Mayo has received national recognition, as he was one of five recipients of the General Motor Cancer Research Scholar Awards while at Case Comprehensive Cancer Center. This award was given at the same ceremony as the Sloan, Kettering and Mott awards to pre-eminent cancer researchers. He received the award for differentiating the ability of p53 to mediate DNA repair and cell survival versus cell death after cells were treated with a chemotherapeutic agent. The conclusion of this work demonstrates that, if the dose of chemotherapeutic agent is not optimal, then p53 will not kill the cancer cells (See J Biol Chem. 2005 Jul 15;280(28):25953-9).
Receiving his bachelor’s in life sciences in 1992 from Indiana State University, Mayo first learned of oncogenes and tumor suppressors as an undergraduate. “I remember a faculty member Dr. David Prentice; he was a extremely good teacher, who stimulated my interest in cancer research,” recalls Mayo. “In his class he began talking about tumor suppressors and oncogenes and, from this point on, I was hooked.”

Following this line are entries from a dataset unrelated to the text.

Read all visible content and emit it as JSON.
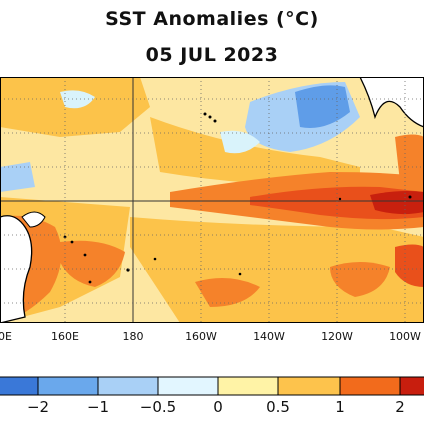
{
  "title": "SST Anomalies (°C)",
  "date": "05 JUL 2023",
  "x_ticks": [
    "0E",
    "160E",
    "180",
    "160W",
    "140W",
    "120W",
    "100W"
  ],
  "colorbar": {
    "bins": [
      {
        "color": "#3a78d8"
      },
      {
        "color": "#6aa8ec"
      },
      {
        "color": "#a9d0f6"
      },
      {
        "color": "#e2f6ff"
      },
      {
        "color": "#fff3a6"
      },
      {
        "color": "#fdc34c"
      },
      {
        "color": "#f26b1c"
      },
      {
        "color": "#c81e0e"
      }
    ],
    "tick_labels": [
      "−2",
      "−1",
      "−0.5",
      "0",
      "0.5",
      "1",
      "2"
    ]
  },
  "colors": {
    "land": "#ffffff",
    "coast": "#000000",
    "grid": "#333333",
    "warm_light": "#fde7a2",
    "warm": "#fcc34a",
    "orange": "#f5822a",
    "red_orange": "#e9501b",
    "hot": "#c8200e",
    "cool_light": "#d9f3fb",
    "cool": "#a9d0f6",
    "blue": "#5f9de8"
  }
}
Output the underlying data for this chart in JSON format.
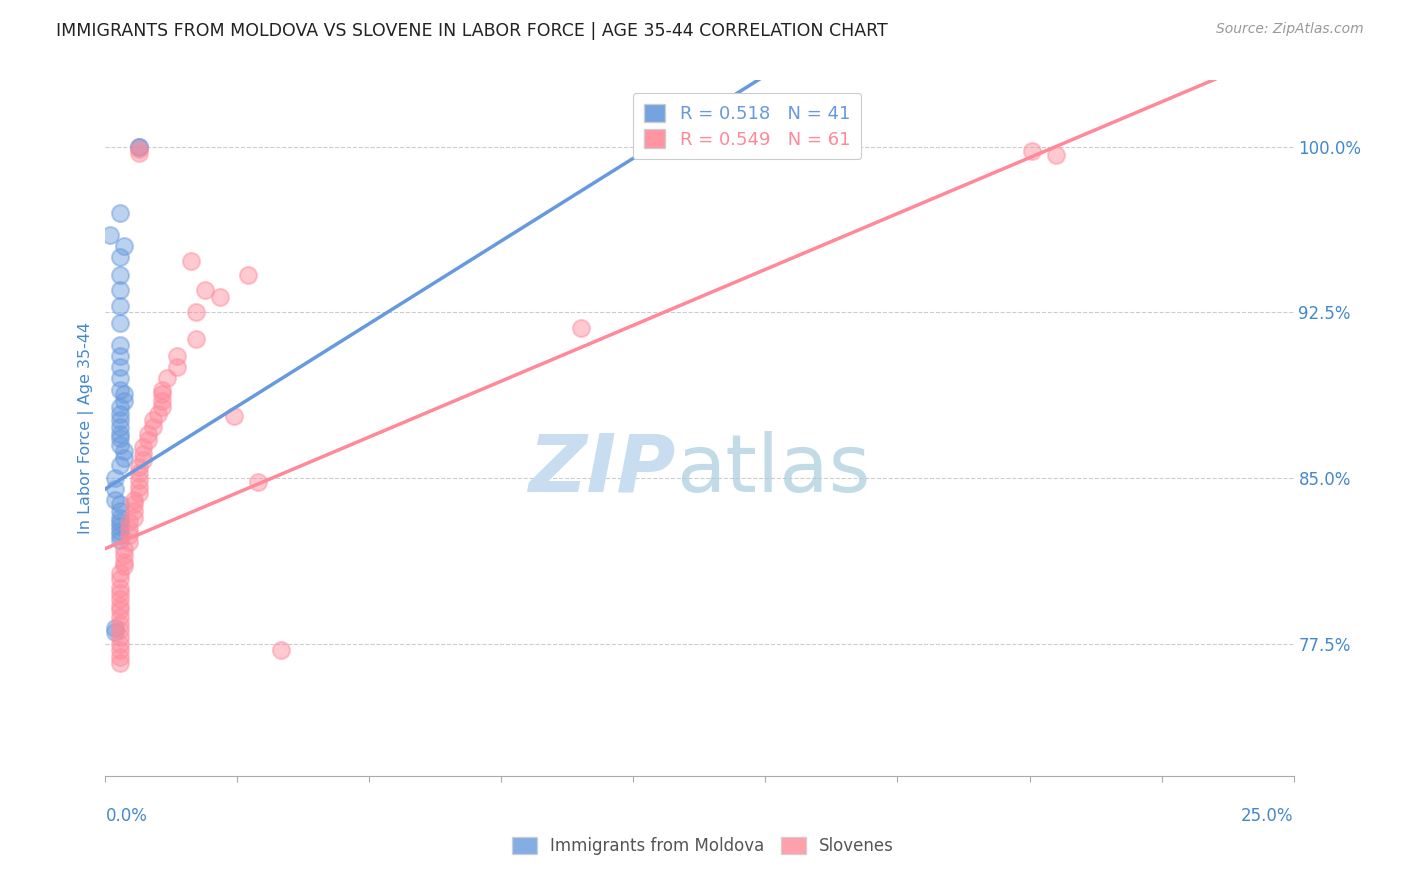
{
  "title": "IMMIGRANTS FROM MOLDOVA VS SLOVENE IN LABOR FORCE | AGE 35-44 CORRELATION CHART",
  "source": "Source: ZipAtlas.com",
  "ylabel": "In Labor Force | Age 35-44",
  "xmin": 0.0,
  "xmax": 0.25,
  "ymin": 0.715,
  "ymax": 1.03,
  "yticks": [
    0.775,
    0.85,
    0.925,
    1.0
  ],
  "ytick_labels": [
    "77.5%",
    "85.0%",
    "92.5%",
    "100.0%"
  ],
  "blue_R": 0.518,
  "blue_N": 41,
  "pink_R": 0.549,
  "pink_N": 61,
  "blue_color": "#6699DD",
  "pink_color": "#FF8899",
  "blue_label": "Immigrants from Moldova",
  "pink_label": "Slovenes",
  "title_color": "#222222",
  "axis_label_color": "#4488CC",
  "grid_color": "#CCCCCC",
  "blue_line_x0": 0.0,
  "blue_line_y0": 0.845,
  "blue_line_x1": 0.115,
  "blue_line_y1": 1.0,
  "pink_line_x0": 0.0,
  "pink_line_y0": 0.818,
  "pink_line_x1": 0.2,
  "pink_line_y1": 1.0,
  "blue_scatter_x": [
    0.001,
    0.007,
    0.007,
    0.003,
    0.004,
    0.003,
    0.003,
    0.003,
    0.003,
    0.003,
    0.003,
    0.003,
    0.003,
    0.003,
    0.003,
    0.004,
    0.004,
    0.003,
    0.003,
    0.003,
    0.003,
    0.003,
    0.003,
    0.003,
    0.004,
    0.004,
    0.003,
    0.002,
    0.002,
    0.002,
    0.003,
    0.003,
    0.003,
    0.003,
    0.003,
    0.003,
    0.003,
    0.003,
    0.002,
    0.002,
    0.115
  ],
  "blue_scatter_y": [
    0.96,
    1.0,
    1.0,
    0.97,
    0.955,
    0.95,
    0.942,
    0.935,
    0.928,
    0.92,
    0.91,
    0.905,
    0.9,
    0.895,
    0.89,
    0.888,
    0.885,
    0.882,
    0.879,
    0.876,
    0.873,
    0.87,
    0.868,
    0.865,
    0.862,
    0.859,
    0.856,
    0.85,
    0.845,
    0.84,
    0.838,
    0.835,
    0.832,
    0.83,
    0.828,
    0.826,
    0.824,
    0.822,
    0.782,
    0.78,
    1.0
  ],
  "pink_scatter_x": [
    0.007,
    0.007,
    0.018,
    0.03,
    0.021,
    0.024,
    0.019,
    0.019,
    0.015,
    0.015,
    0.013,
    0.012,
    0.012,
    0.012,
    0.012,
    0.011,
    0.01,
    0.01,
    0.009,
    0.009,
    0.008,
    0.008,
    0.008,
    0.007,
    0.007,
    0.007,
    0.007,
    0.007,
    0.006,
    0.006,
    0.006,
    0.006,
    0.005,
    0.005,
    0.005,
    0.005,
    0.004,
    0.004,
    0.004,
    0.004,
    0.003,
    0.003,
    0.003,
    0.003,
    0.003,
    0.003,
    0.003,
    0.003,
    0.003,
    0.003,
    0.003,
    0.003,
    0.003,
    0.003,
    0.003,
    0.027,
    0.032,
    0.037,
    0.1,
    0.195,
    0.2
  ],
  "pink_scatter_y": [
    0.999,
    0.997,
    0.948,
    0.942,
    0.935,
    0.932,
    0.925,
    0.913,
    0.905,
    0.9,
    0.895,
    0.89,
    0.888,
    0.885,
    0.882,
    0.879,
    0.876,
    0.873,
    0.87,
    0.867,
    0.864,
    0.861,
    0.858,
    0.855,
    0.852,
    0.849,
    0.846,
    0.843,
    0.84,
    0.838,
    0.835,
    0.832,
    0.83,
    0.827,
    0.824,
    0.821,
    0.818,
    0.815,
    0.812,
    0.81,
    0.807,
    0.804,
    0.8,
    0.798,
    0.795,
    0.792,
    0.79,
    0.787,
    0.784,
    0.781,
    0.778,
    0.775,
    0.772,
    0.769,
    0.766,
    0.878,
    0.848,
    0.772,
    0.918,
    0.998,
    0.996
  ]
}
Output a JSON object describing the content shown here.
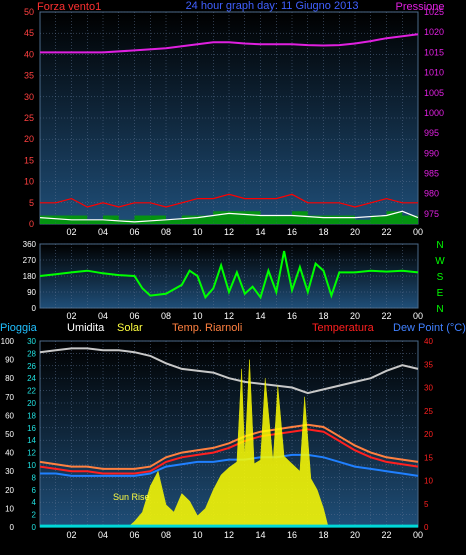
{
  "chart_data": [
    {
      "type": "line",
      "title": "24 hour graph day: 11 Giugno 2013",
      "left_axis_label": "Forza vento1",
      "right_axis_label": "Pressione",
      "x_ticks": [
        "02",
        "04",
        "06",
        "08",
        "10",
        "12",
        "14",
        "16",
        "18",
        "20",
        "22",
        "00"
      ],
      "x_range": [
        0,
        24
      ],
      "ylim_left": [
        0,
        50
      ],
      "y_ticks_left": [
        0,
        5,
        10,
        15,
        20,
        25,
        30,
        35,
        40,
        45,
        50
      ],
      "ylim_right": [
        972.5,
        1025
      ],
      "y_ticks_right": [
        975,
        980,
        985,
        990,
        995,
        1000,
        1005,
        1010,
        1015,
        1020,
        1025
      ],
      "grid": true,
      "series": [
        {
          "key": "pressure",
          "axis": "right",
          "color": "#e020e0",
          "x": [
            0,
            2,
            4,
            6,
            8,
            9,
            10,
            11,
            12,
            13,
            14,
            15,
            16,
            17,
            18,
            19,
            20,
            21,
            22,
            23,
            24
          ],
          "values": [
            1015,
            1015,
            1015,
            1015.5,
            1016,
            1016.5,
            1017,
            1017.5,
            1017.5,
            1017.2,
            1017,
            1017,
            1017,
            1016.8,
            1016.7,
            1016.8,
            1017.2,
            1017.8,
            1018.5,
            1019,
            1019.5
          ]
        },
        {
          "key": "wind_gust",
          "axis": "left",
          "color": "#ff0000",
          "x": [
            0,
            1,
            2,
            3,
            4,
            5,
            6,
            7,
            8,
            9,
            10,
            11,
            12,
            13,
            14,
            15,
            16,
            17,
            18,
            19,
            20,
            21,
            22,
            23,
            24
          ],
          "values": [
            5,
            5,
            6,
            4,
            5,
            4,
            5,
            5,
            4,
            5,
            6,
            6,
            7,
            6,
            6,
            6,
            7,
            5,
            5,
            5,
            4,
            5,
            6,
            5,
            5
          ]
        },
        {
          "key": "wind_speed",
          "axis": "left",
          "color": "#00a000",
          "x": [
            0,
            1,
            2,
            3,
            4,
            5,
            6,
            7,
            8,
            9,
            10,
            11,
            12,
            13,
            14,
            15,
            16,
            17,
            18,
            19,
            20,
            21,
            22,
            23,
            24
          ],
          "values": [
            2,
            2,
            2,
            1,
            2,
            1,
            2,
            2,
            1,
            2,
            2,
            3,
            3,
            3,
            2,
            2,
            3,
            2,
            2,
            2,
            1,
            2,
            3,
            2,
            2
          ]
        },
        {
          "key": "wind_avg",
          "axis": "left",
          "color": "#ffffff",
          "x": [
            0,
            2,
            4,
            6,
            8,
            10,
            12,
            14,
            16,
            18,
            20,
            22,
            23,
            24
          ],
          "values": [
            1.5,
            1,
            1,
            0.5,
            1,
            1.5,
            2.5,
            2,
            2,
            1.5,
            1.5,
            2,
            3,
            1.5
          ]
        }
      ]
    },
    {
      "type": "line",
      "x_ticks": [
        "02",
        "04",
        "06",
        "08",
        "10",
        "12",
        "14",
        "16",
        "18",
        "20",
        "22",
        "00"
      ],
      "ylim": [
        0,
        360
      ],
      "y_ticks": [
        0,
        90,
        180,
        270,
        360
      ],
      "direction_labels": [
        "N",
        "W",
        "S",
        "E",
        "N"
      ],
      "series": [
        {
          "key": "wind_direction",
          "color": "#00ff00",
          "x": [
            0,
            1,
            2,
            3,
            4,
            5,
            6,
            6.5,
            7,
            8,
            9,
            9.5,
            10,
            10.5,
            11,
            11.5,
            12,
            12.5,
            13,
            13.5,
            14,
            14.5,
            15,
            15.5,
            16,
            16.5,
            17,
            17.5,
            18,
            18.5,
            19,
            20,
            21,
            22,
            23,
            24
          ],
          "values": [
            180,
            190,
            200,
            210,
            195,
            185,
            180,
            110,
            70,
            80,
            130,
            210,
            180,
            60,
            110,
            240,
            90,
            200,
            80,
            120,
            60,
            210,
            90,
            320,
            100,
            230,
            90,
            250,
            210,
            70,
            200,
            200,
            210,
            205,
            210,
            200
          ]
        }
      ]
    },
    {
      "type": "line",
      "legend": [
        "Pioggia",
        "Umidita",
        "Solar",
        "Temp. Riarnoli",
        "Temperatura",
        "Dew Point (°C)"
      ],
      "x_ticks": [
        "02",
        "04",
        "06",
        "08",
        "10",
        "12",
        "14",
        "16",
        "18",
        "20",
        "22",
        "00"
      ],
      "ylim_left_outer": [
        0,
        100
      ],
      "y_ticks_left_outer": [
        0,
        10,
        20,
        30,
        40,
        50,
        60,
        70,
        80,
        90,
        100
      ],
      "ylim_left_inner": [
        0,
        30
      ],
      "y_ticks_left_inner": [
        0,
        2,
        4,
        6,
        8,
        10,
        12,
        14,
        16,
        18,
        20,
        22,
        24,
        26,
        28,
        30
      ],
      "ylim_right": [
        0,
        40
      ],
      "y_ticks_right": [
        0,
        5,
        10,
        15,
        20,
        25,
        30,
        35,
        40
      ],
      "annotation": "Sun Rise",
      "annotation_x": 5.6,
      "series": [
        {
          "key": "humidity",
          "axis": "left_outer",
          "color": "#c8c8c8",
          "x": [
            0,
            1,
            2,
            3,
            4,
            5,
            6,
            7,
            8,
            9,
            10,
            11,
            12,
            13,
            14,
            15,
            16,
            17,
            18,
            19,
            20,
            21,
            22,
            23,
            24
          ],
          "values": [
            94,
            95,
            96,
            96,
            95,
            95,
            94,
            92,
            88,
            85,
            84,
            83,
            80,
            78,
            77,
            76,
            75,
            72,
            74,
            76,
            78,
            80,
            84,
            87,
            85
          ]
        },
        {
          "key": "temp_apparent",
          "axis": "right",
          "color": "#ff8040",
          "x": [
            0,
            1,
            2,
            3,
            4,
            5,
            6,
            7,
            8,
            9,
            10,
            11,
            12,
            13,
            14,
            15,
            16,
            17,
            18,
            19,
            20,
            21,
            22,
            23,
            24
          ],
          "values": [
            14,
            13.5,
            13,
            13,
            12.5,
            12.5,
            12.5,
            13,
            15,
            16,
            16.5,
            17,
            18,
            19.5,
            20.5,
            21,
            21.5,
            22,
            21.5,
            19.5,
            17.5,
            16,
            15,
            14.5,
            14
          ]
        },
        {
          "key": "temperature",
          "axis": "right",
          "color": "#ff2020",
          "x": [
            0,
            1,
            2,
            3,
            4,
            5,
            6,
            7,
            8,
            9,
            10,
            11,
            12,
            13,
            14,
            15,
            16,
            17,
            18,
            19,
            20,
            21,
            22,
            23,
            24
          ],
          "values": [
            13,
            12.5,
            12,
            12,
            11.5,
            11.5,
            11.5,
            12,
            14,
            15,
            15.5,
            16,
            17,
            18.5,
            19.5,
            20,
            20.5,
            21,
            20.5,
            18.5,
            16.5,
            15,
            14,
            13.5,
            13
          ]
        },
        {
          "key": "dew_point",
          "axis": "right",
          "color": "#2080ff",
          "x": [
            0,
            1,
            2,
            3,
            4,
            5,
            6,
            7,
            8,
            9,
            10,
            11,
            12,
            13,
            14,
            15,
            16,
            17,
            18,
            19,
            20,
            21,
            22,
            23,
            24
          ],
          "values": [
            11.5,
            11.5,
            11,
            11,
            11,
            11,
            11,
            11.5,
            13,
            13.5,
            14,
            14,
            14.5,
            14.5,
            15,
            15,
            15.5,
            15.5,
            15,
            14,
            13,
            12.5,
            12,
            11.5,
            11
          ]
        },
        {
          "key": "solar",
          "axis": "left_outer",
          "color": "#ffff00",
          "x": [
            5.6,
            6,
            6.5,
            7,
            7.5,
            8,
            8.5,
            9,
            9.5,
            10,
            10.5,
            11,
            11.5,
            12,
            12.5,
            12.8,
            13,
            13.3,
            13.6,
            14,
            14.3,
            14.8,
            15.1,
            15.5,
            16,
            16.5,
            16.8,
            17.2,
            17.6,
            18,
            18.3
          ],
          "values": [
            0,
            3,
            8,
            22,
            30,
            12,
            8,
            18,
            14,
            6,
            10,
            20,
            28,
            32,
            35,
            85,
            38,
            90,
            34,
            36,
            80,
            35,
            76,
            38,
            34,
            30,
            70,
            26,
            20,
            10,
            0
          ]
        },
        {
          "key": "rain",
          "axis": "left_outer",
          "color": "#00d8d8",
          "x": [
            0,
            24
          ],
          "values": [
            0.5,
            0.5
          ]
        }
      ]
    }
  ]
}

Mayo went on to Wright State University to work in Dr. Steven Berberich’s laboratory focusing on Mdm2 and p53 and received a doctoral degree in biomedical sciences in 1997 from the university. He returned to Indiana for a Walther Oncology Center postdoctoral fellowship in microbiology and immunology and was the 2003 recipient of the Bowman Award for Excellence in Postdoctoral Research. He served as assistant professor in the Departments of Radiation Oncology and Pharmacology at Case Western Reserve University until 2006 and joined the IU faculty in January 2007.